First of all I would like to point out that even though we live in a time of high-tech, we are not Cold experts, so some of the information provided may not be accurate.
It is true that a good multivitamin has been shown to increase bone density in postmenopausal women, thanks to extra Calcium intake. But bone density does not just depend on bone calcium, but a whole array of other bone related hormones and other minerals-dry bones, brittle bones or osteoporosis.
Osteoporosis is a result of general bone loss, and can start at any time. Osteoporosis usually affects women older than fifty, but could very well be considered Young as we don't produce the hormones necessary to deal with osteoporosis till we are in our forties.
It is always better to make sure you are taking the time to teach your body to better absorb certain nutrients, minerals and vitamins that have been shown toincrease bone density. The first step in this process is to take supplements.
Because it is hard to know what is working and what is not in terms of the foods and supplements we consider, it always helps to be educated in the field of nutrition.
Through the help of everything I've learned about supplements, I've been able to understand what categories best suit the people who will be benefiting from it.
Here is a good example: Vitamin D is great for nights where you don't see bright sunlight. Hormones are produced in the body according to the time of day we are measuring. I've learned that the time of day we're most sensitive to the effects of the vitamin is between 9 PM and 5 PM.
That's only two hours after the body became info that it needs to absorb. In that two hours we produce a hormone that binds with calcium, and 99 percent of the time we absorb the calcium we need.
If we do not have vitamin D, we could break down the calcium we absorb with calcium leaving little of it to be useful to us.
The best part about Vitamin D is that 99 percent of the people who get it don't even know it.
That's right, most of us, do not even know we're getting a vitamin D supplement. Most of the vitamins we get are displayed as fat.
Since it is not always possible to get a vitamin D supplement in the field, we have another option. Scles and skin tests have been known to reveal slightly lower levels of vitamin D.
If you are not very consistent in getting vitamin D either, it may be wise to check your levels.
Another form of testing we can use is a 25 Decrease in Vitamin D test. A decrease indicates that there is a deficit. When the amount of vitamin D has dropped, it indicates that the body is less capable of absorbing calcium.

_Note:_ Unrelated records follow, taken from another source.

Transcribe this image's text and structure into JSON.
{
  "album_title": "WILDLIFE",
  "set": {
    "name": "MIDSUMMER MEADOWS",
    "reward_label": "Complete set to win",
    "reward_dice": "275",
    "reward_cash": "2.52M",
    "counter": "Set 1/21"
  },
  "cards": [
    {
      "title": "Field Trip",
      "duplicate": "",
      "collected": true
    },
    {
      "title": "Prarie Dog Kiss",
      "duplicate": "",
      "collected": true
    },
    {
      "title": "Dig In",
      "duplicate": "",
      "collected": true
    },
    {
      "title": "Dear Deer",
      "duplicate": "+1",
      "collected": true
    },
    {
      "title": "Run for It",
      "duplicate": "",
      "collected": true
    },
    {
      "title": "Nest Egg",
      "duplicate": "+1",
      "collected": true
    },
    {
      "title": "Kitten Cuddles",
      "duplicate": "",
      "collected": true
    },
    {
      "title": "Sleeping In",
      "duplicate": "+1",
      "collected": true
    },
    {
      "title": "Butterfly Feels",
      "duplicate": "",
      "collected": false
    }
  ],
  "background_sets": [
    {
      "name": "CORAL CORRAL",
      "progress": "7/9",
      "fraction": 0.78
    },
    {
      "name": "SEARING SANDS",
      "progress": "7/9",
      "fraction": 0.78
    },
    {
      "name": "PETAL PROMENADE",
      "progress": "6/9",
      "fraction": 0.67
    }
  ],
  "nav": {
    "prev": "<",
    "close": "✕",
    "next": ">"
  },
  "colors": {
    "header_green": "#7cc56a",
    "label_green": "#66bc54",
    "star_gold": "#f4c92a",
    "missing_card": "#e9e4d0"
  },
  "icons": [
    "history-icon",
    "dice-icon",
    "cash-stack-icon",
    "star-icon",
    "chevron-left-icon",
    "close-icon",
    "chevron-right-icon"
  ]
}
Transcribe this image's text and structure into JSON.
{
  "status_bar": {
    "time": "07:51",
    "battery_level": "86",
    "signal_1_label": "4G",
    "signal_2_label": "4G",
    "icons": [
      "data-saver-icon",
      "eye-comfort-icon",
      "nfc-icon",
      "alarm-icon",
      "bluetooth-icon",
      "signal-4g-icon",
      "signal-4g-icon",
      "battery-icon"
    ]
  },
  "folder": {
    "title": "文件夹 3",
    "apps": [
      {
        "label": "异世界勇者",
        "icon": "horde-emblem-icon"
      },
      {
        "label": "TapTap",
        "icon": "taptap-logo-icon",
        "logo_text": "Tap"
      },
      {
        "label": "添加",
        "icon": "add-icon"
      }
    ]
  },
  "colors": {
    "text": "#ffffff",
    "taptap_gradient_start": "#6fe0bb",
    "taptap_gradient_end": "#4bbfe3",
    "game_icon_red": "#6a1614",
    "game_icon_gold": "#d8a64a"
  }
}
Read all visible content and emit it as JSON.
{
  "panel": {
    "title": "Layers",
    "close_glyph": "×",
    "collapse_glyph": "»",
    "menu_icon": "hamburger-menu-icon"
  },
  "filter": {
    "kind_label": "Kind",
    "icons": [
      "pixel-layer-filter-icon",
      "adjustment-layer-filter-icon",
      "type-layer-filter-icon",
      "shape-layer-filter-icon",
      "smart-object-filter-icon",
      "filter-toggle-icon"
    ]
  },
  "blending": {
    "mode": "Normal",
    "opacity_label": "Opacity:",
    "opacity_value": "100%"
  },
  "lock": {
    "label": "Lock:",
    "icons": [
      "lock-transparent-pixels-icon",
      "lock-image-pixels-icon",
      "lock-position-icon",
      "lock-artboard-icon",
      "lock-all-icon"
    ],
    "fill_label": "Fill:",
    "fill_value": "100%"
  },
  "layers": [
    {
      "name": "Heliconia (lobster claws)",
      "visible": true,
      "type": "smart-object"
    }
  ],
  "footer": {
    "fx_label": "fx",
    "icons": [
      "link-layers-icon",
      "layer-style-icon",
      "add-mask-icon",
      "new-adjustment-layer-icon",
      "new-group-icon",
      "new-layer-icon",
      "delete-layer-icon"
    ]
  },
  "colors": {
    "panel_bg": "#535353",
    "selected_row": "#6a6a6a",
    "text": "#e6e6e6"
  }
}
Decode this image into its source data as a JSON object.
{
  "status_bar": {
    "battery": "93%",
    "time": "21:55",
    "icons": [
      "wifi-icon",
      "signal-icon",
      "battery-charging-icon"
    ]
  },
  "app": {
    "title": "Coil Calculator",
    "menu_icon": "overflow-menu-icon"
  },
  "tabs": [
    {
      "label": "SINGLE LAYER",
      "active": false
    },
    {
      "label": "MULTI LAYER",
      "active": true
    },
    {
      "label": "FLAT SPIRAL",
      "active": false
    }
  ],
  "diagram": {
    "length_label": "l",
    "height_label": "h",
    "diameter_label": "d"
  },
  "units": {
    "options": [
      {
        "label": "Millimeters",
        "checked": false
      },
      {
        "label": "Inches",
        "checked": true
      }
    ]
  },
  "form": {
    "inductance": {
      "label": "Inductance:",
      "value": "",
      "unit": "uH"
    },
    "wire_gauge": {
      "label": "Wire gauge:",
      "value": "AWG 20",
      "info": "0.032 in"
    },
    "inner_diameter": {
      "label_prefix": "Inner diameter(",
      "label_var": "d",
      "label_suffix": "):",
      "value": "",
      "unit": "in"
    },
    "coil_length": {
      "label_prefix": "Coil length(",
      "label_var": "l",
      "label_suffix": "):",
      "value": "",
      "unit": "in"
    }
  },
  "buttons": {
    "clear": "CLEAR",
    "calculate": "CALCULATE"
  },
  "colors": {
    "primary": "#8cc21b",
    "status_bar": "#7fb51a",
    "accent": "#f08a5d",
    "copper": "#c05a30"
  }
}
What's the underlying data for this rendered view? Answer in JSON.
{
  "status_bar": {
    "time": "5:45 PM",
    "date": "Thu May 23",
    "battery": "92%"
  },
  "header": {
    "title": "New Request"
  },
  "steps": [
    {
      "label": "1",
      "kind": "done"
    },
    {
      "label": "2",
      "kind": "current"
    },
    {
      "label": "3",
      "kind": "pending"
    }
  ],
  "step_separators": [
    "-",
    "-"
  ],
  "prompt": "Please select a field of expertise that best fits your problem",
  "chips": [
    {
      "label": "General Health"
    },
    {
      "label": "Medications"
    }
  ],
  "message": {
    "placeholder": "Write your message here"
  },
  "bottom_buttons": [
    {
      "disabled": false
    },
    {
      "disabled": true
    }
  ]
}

That cannot be healthy for your bones. That cannot be the way to go.
So, get your levels checked. The sooner you do this, the sooner you can start benefiting from the wellness vitamin D.
I highly recommend you learn more about wellness vitamin D. I can w hat a lot of folks appreciate, which is why I've put this information together for you.
Also, check out our bone building tips and bone strengthening secrets. boneinfo.com.